AUX-GeoIR
The version of aux-geoir in this repository is part of the of NASA TOS2CA Project. For more information, visit the TOS2CA website at https://nasa-jpl.github.io/tos2ca-documentation/.
This program implements the pipeline for identifying and tracking convective storm systems using 11 micron infrared satellite imagery as inputs. It is currenlty only used with the GPM MERGIR data set in TOS2CA. It also works off of a threshold value in a manned described in #1 below.
The algorithm follows these main steps:
- Initial detection (two options to the user using a toggle switch): Identify cold pixels that satisfy either just the criterion “T< temp_thresh" or the criterion "T< temp_thresh or (T< temp_warmer_thresh & T’≤T-2)" where T is the 11micron temperature at t and T’ is the temperature half an hour later
- Cluster the connected components and assign initial ids at each time-step. Clusters whose size is below min_size are not retained for further matching.
- If the toggle is on, refine the segmentation by breaking any connected component whose size is greater than "max_size_threshold" pixels.
- Spatial reconciliation: Merge clusters that span across the international dateline i.e., the zone “+175 < longitude < +185” so they match those of the components in the (same) zone “-185 < longitude < -175”
- Sequential renumbering: Makes sure that the clusters across the time-steps first have a distinct sequential numbering
- Temporal reconciliation of storms that persist across multiple time-steps: If this is not the first time step, reconcile the tentative cluster ID at this time step with the cluster IDs at the previous time step, adjusting only the tentative cluster IDs at the current time step, as follows: Sort the clusters in the current time-step by size, and sort the clusters in the previous time-step by size.

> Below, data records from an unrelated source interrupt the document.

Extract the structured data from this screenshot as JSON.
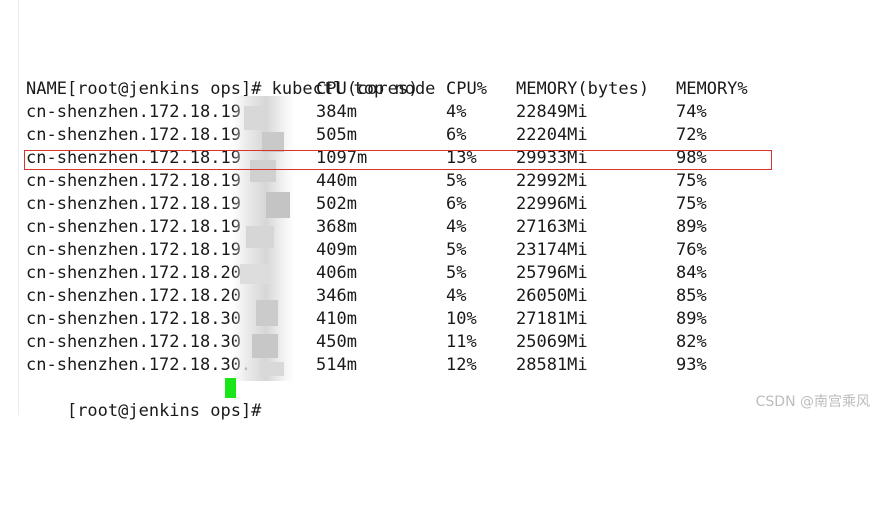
{
  "command_line": "[root@jenkins ops]# kubectl top node",
  "table": {
    "headers": [
      "NAME",
      "CPU(cores)",
      "CPU%",
      "MEMORY(bytes)",
      "MEMORY%"
    ],
    "rows": [
      {
        "name": "cn-shenzhen.172.18.19",
        "cpu": "384m",
        "cpu_pct": "4%",
        "mem": "22849Mi",
        "mem_pct": "74%"
      },
      {
        "name": "cn-shenzhen.172.18.19",
        "cpu": "505m",
        "cpu_pct": "6%",
        "mem": "22204Mi",
        "mem_pct": "72%"
      },
      {
        "name": "cn-shenzhen.172.18.19",
        "cpu": "1097m",
        "cpu_pct": "13%",
        "mem": "29933Mi",
        "mem_pct": "98%"
      },
      {
        "name": "cn-shenzhen.172.18.19",
        "cpu": "440m",
        "cpu_pct": "5%",
        "mem": "22992Mi",
        "mem_pct": "75%"
      },
      {
        "name": "cn-shenzhen.172.18.19",
        "cpu": "502m",
        "cpu_pct": "6%",
        "mem": "22996Mi",
        "mem_pct": "75%"
      },
      {
        "name": "cn-shenzhen.172.18.19",
        "cpu": "368m",
        "cpu_pct": "4%",
        "mem": "27163Mi",
        "mem_pct": "89%"
      },
      {
        "name": "cn-shenzhen.172.18.19",
        "cpu": "409m",
        "cpu_pct": "5%",
        "mem": "23174Mi",
        "mem_pct": "76%"
      },
      {
        "name": "cn-shenzhen.172.18.20",
        "cpu": "406m",
        "cpu_pct": "5%",
        "mem": "25796Mi",
        "mem_pct": "84%"
      },
      {
        "name": "cn-shenzhen.172.18.20",
        "cpu": "346m",
        "cpu_pct": "4%",
        "mem": "26050Mi",
        "mem_pct": "85%"
      },
      {
        "name": "cn-shenzhen.172.18.30",
        "cpu": "410m",
        "cpu_pct": "10%",
        "mem": "27181Mi",
        "mem_pct": "89%"
      },
      {
        "name": "cn-shenzhen.172.18.30",
        "cpu": "450m",
        "cpu_pct": "11%",
        "mem": "25069Mi",
        "mem_pct": "82%"
      },
      {
        "name": "cn-shenzhen.172.18.30.",
        "cpu": "514m",
        "cpu_pct": "12%",
        "mem": "28581Mi",
        "mem_pct": "93%"
      }
    ]
  },
  "prompt_line": "[root@jenkins ops]#",
  "highlighted_row_index": 2,
  "colors": {
    "text": "#1a1a1a",
    "highlight_border": "#d9332b",
    "cursor": "#19e619",
    "watermark": "#bdbdbd"
  },
  "watermark": "CSDN @南宫乘风"
}
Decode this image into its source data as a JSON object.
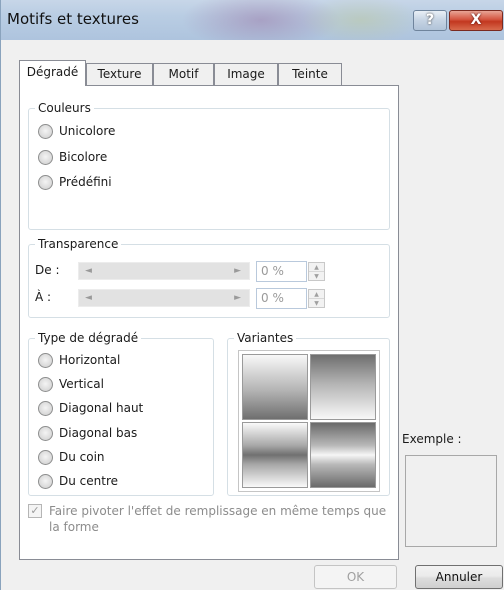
{
  "window": {
    "title": "Motifs et textures",
    "help_glyph": "?",
    "close_glyph": "X"
  },
  "tabs": [
    {
      "label": "Dégradé",
      "active": true
    },
    {
      "label": "Texture",
      "active": false
    },
    {
      "label": "Motif",
      "active": false
    },
    {
      "label": "Image",
      "active": false
    },
    {
      "label": "Teinte",
      "active": false
    }
  ],
  "couleurs": {
    "label": "Couleurs",
    "options": [
      {
        "label": "Unicolore"
      },
      {
        "label": "Bicolore"
      },
      {
        "label": "Prédéfini"
      }
    ]
  },
  "transparence": {
    "label": "Transparence",
    "de_label": "De :",
    "a_label": "À :",
    "de_value": "0 %",
    "a_value": "0 %"
  },
  "type_degrade": {
    "label": "Type de dégradé",
    "options": [
      {
        "label": "Horizontal"
      },
      {
        "label": "Vertical"
      },
      {
        "label": "Diagonal haut"
      },
      {
        "label": "Diagonal bas"
      },
      {
        "label": "Du coin"
      },
      {
        "label": "Du centre"
      }
    ]
  },
  "variantes": {
    "label": "Variantes"
  },
  "rotate_checkbox": {
    "label": "Faire pivoter l'effet de remplissage en même temps que la forme",
    "checked": true
  },
  "exemple": {
    "label": "Exemple :"
  },
  "buttons": {
    "ok": "OK",
    "cancel": "Annuler"
  },
  "icons": {
    "slider_left": "◄",
    "slider_right": "►",
    "spin_up": "▲",
    "spin_down": "▼",
    "check": "✓"
  },
  "colors": {
    "title_bar": "#b9cde3",
    "close_button": "#c2371f",
    "panel": "#ffffff",
    "dialog": "#f0f0f0"
  }
}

Based on the user defined overlap_percentage, choose the criterion for the equivalence of clusters across two timesteps. If the overlap_percentage is set to -1, then we consider any intersection between clusters (even a single shared pixel) to indicate a potential match. For each current cluster, we identify all previous timestep clusters that intersect with it. If multiple previous clusters intersect with a current cluster, we select the largest one as the best match, and the current cluster inherits the ID from that largest intersecting previous cluster. For positive values of overlap_percentage (e.g., 0.1 or 10%), a stricter criterion is applied: clusters are considered matching only if their intersection size divided by the previous cluster size exceeds the specified threshold percentage.
Storm merger handling: When multiple previous timestep storms intersect with a single current cluster, the algorithm preserves the ID of the largest contributing system and marks the other storms as merged (setting merged=True and merged_into=largest_storm_id). This maintains continuity while tracking merger events.
Storm split handling: Each resulting cluster that intersects with the previous storm is matched to the largest previous storm it intersects with. This means multiple current clusters can be independently matched back to the same previous cluster ID, effectively capturing split events.
All functions are optimized to be run in AWS environments (commonly either on an EC2 instance or in ECS). It also requires TOS2CA's ForTraCC library to run, along with the Python dependencies contained in the requirements.txt file.